Affaire Mahé : la thèse du crime gratuit

L’assassinat d’un coupeur de routes présumé, dans l’ouest du pays, par des éléments de l’armée française prend une nouvelle tournure. Loin des projecteurs.

Publié le 29 novembre 2005 Lecture : 3 minutes.

L’émotion médiatique et les postures ministérielles dissipées, l’affaire Firmin Mahé – du nom de cet Ivoirien de 30 ans assassiné de sang-froid par trois militaires français le 13 mai 2005 en pleine « zone de confiance » – suit désormais un autre cours, judiciaire et discret, loin des projecteurs. Jeudi 10 novembre, à la caserne 34, rue de Chaligny dans le 12e arrondissement de Paris, une première réunion a ainsi eu lieu entre la juge d’instruction du tribunal aux armées françaises Brigitte Raynaud, assistée d’un procureur du tribunal civil, et une délégation venue d’Abidjan conduite par le juge Ange Kessi, commissaire du gouvernement. Ce dernier était accompagné d’un procureur et d’un juge d’instruction, ainsi que d’un avocat camerounais installé à Paris et constitué par la famille de Firmin Mahé, Me Fabien Ndoumou. Sur la table des discussions : les premiers rapports d’enquête internes à l’armée française sur ce meurtre et notamment les aveux des assassins – lesquels auraient fait état de tortures infligées à Mahé avant sa mort par étouffement.
Aussi étonnant que cela puisse paraître, les trois militaires coupables (l’adjudant-chef Rogel et deux hommes du rang) n’ont toujours pas été mis en examen – une mesure qui devrait intervenir dans les prochains jours, mais qui ne touchera pas (tout au moins dans l’immédiat) les trois officiers supérieurs responsables d’avoir « couvert » l’incident au point d’avaliser un rapport truqué. Les généraux Poncet et de Malaussène ainsi que le colonel Burgaud, tous trois blâmés par la ministre Michèle Alliot-Marie, conservent leurs nouvelles affectations. Parallèlement à ces inculpations, une partie essentielle va se jouer à Abidjan. Contrairement à ce que l’on a cru en effet, le corps de Firmin Mahé n’a pas disparu au fond d’une fosse commune de Man : il a été exhumé et se trouverait actuellement dans la capitale ivoirienne, entre les mains de l’armée française. Une expertise médico-légale, essentielle pour déterminer les causes exactes de la mort et déceler les traces de tortures préalables, aura lieu au cours des semaines à venir, ainsi qu’une reconstitution des faits. « J’examinerai son déroulement et ses conclusions, prévient Me Ndoumou.

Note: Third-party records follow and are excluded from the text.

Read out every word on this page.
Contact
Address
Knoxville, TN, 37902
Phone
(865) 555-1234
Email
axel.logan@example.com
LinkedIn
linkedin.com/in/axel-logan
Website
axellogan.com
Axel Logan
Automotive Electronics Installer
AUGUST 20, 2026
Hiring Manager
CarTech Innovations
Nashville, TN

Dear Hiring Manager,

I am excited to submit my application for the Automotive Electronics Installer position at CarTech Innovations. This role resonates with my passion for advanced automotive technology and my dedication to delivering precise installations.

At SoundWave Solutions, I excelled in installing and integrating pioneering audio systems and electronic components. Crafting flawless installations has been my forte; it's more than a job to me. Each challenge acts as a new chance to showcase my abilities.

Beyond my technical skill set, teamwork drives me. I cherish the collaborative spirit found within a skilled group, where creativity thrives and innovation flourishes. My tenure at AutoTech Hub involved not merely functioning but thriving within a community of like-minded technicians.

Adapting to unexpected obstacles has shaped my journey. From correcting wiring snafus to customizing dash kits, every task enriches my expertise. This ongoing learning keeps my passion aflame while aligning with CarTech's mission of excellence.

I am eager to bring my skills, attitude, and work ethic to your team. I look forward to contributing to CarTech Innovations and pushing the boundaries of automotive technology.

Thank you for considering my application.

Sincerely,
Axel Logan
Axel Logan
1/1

Et si je n’en suis pas satisfait, j’exigerai une contre-expertise internationale. » L’avocat camerounais va également demander à l’État français d’indemniser à la fois la famille de Firmin Mahé – laquelle s’est constituée partie civile sous la houlette d’un notable du village de Dah, Prince Dié -, sa compagne Judith et la communauté guérée à laquelle il appartenait. Enfin, Fabien Ndoumou compte bien profiter de l’occasion pour « réhabiliter la mémoire » du défunt. Une tâche difficile, tant la thèse du Mahé assassin récidiviste et violeur en série semble arranger tout le monde, y compris bien sûr l’armée française, qui voit là une sorte de circonstance atténuante au comportement inqualifiable de ses trois brebis galeuses.
« Firmin Mahé n’était ni un meurtrier ni un coupeur de routes », affirme l’avocat. Selon ses proches – et notamment son frère, Jacques Dahou, avec qui il vivait -, ce plombier-électricien père d’un garçon de 2 ans était un simple membre de la milice d’autodéfense de son village, comme il en existe tant dans l’Ouest ivoirien, mais rien de plus. « J’ai demandé une enquête de moralité, poursuit Me Ndoumou, et j’attends que l’état-major de l’opération Licorne me démontre, preuves à l’appui, son pedigree de criminel ; tous les médias ont repris cette version sans la moindre vérification. Auraient-ils procédé de cette manière s’il s’agissait d’un citoyen français ? » Outre le fait que, même dans le cas où Mahé était un délinquant, le contingent français n’avait aucun droit de l’interpeller – Licorne est une force d’interposition, non de maintien de l’ordre, et il n’entre pas dans ses prérogatives de se substituer à la police ivoirienne -, la thèse défendue par Me Ndoumou ouvre une autre perspective : celle du crime gratuit, commis hors de tout cadre menaçant, à l’encontre d’un individu ramassé au hasard au bord de la route. Un acte sordide auquel la « solution finale » utilisée – l’asphyxie à l’aide d’un sac en plastique – ajouterait une touche, assez effarante, de sadisme.